Bingu wa Mutharika, Malawi’s late president, awarded an exploration contract to UK company Surestream Petroleum in the middle of tension last October over entitlement to the lake.
Surestream Petroleum was one of seven total companies to bid for hydrocarbon exploration licenses in the Lake Malawi Basin.
Until now, consensus between the countries has given ownership of the lake to Malawi, although Mozambique and Tanzania are also positioned at its shore.
Scientists who have studied the lake for the past 30 years concede that its conditions are ideal for harboring hydrocarbons, a discovery that could beget a turning point for the Malawian economy.
Ibibia Worik, the legal advisor at the Commonwealth Secretariat, confirmed, “There is enough geological evidence suggesting the existence of thick sedimentary rock sequences and structures capable of trapping oil under Lake Malawi.”

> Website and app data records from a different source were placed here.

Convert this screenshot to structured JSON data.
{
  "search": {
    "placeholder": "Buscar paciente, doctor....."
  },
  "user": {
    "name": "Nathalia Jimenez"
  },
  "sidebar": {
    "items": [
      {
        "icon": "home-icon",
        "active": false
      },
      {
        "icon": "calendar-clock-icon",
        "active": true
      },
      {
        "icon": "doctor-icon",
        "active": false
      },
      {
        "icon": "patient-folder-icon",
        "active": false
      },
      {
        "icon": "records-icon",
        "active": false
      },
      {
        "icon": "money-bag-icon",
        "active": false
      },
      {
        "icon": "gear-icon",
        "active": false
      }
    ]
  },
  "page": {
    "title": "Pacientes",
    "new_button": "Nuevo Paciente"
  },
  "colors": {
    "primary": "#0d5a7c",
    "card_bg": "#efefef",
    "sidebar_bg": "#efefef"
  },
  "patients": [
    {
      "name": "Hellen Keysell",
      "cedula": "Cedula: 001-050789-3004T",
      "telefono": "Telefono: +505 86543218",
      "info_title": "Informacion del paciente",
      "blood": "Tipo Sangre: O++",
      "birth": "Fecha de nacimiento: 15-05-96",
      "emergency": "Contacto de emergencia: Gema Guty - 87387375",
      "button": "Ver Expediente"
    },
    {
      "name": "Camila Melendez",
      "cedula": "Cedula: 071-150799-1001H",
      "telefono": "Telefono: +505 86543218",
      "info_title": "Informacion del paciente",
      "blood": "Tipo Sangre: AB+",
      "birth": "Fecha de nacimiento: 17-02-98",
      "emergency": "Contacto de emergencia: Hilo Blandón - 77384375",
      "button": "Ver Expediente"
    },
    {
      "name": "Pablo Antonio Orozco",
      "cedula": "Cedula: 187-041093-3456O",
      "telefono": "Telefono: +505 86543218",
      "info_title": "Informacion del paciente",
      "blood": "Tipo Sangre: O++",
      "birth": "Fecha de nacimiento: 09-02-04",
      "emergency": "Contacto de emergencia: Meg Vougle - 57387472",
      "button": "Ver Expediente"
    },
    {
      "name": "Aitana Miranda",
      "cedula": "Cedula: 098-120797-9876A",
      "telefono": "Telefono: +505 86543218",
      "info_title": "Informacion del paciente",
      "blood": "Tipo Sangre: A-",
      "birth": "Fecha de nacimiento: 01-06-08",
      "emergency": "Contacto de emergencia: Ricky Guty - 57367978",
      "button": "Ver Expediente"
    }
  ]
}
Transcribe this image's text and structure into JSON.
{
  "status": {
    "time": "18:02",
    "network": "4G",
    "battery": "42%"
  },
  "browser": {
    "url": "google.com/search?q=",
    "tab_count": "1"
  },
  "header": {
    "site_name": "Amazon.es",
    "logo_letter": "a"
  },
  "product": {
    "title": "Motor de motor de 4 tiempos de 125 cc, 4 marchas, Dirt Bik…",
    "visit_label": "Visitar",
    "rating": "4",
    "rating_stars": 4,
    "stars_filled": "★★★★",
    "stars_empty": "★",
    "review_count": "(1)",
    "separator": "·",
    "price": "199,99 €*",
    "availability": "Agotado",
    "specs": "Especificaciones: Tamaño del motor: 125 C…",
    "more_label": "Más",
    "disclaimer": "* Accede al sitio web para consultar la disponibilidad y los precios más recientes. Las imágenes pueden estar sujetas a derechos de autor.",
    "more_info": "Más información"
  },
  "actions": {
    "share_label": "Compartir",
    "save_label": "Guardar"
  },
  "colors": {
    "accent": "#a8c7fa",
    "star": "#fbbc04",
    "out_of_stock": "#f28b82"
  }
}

Tanzania, planning to officially claim part ownership of the lake, demands that Malawi cease all oil and gas explorations until ownership is resolved.
Malawi’s Kamuzu Banda regime claimed full ownership of the lake based on the 1980 Anlgo-German Heligoland Treaty that puts the full body of water within Malawi’s boundaries.
Tanzania argues that their residents who live on the lakeshores on the southern border of the country depend on the lake for their livelihood.
With this new oil and gas discovery, it will be interesting to see if this issue will finally be resolved and if partial ownership will be settled upon.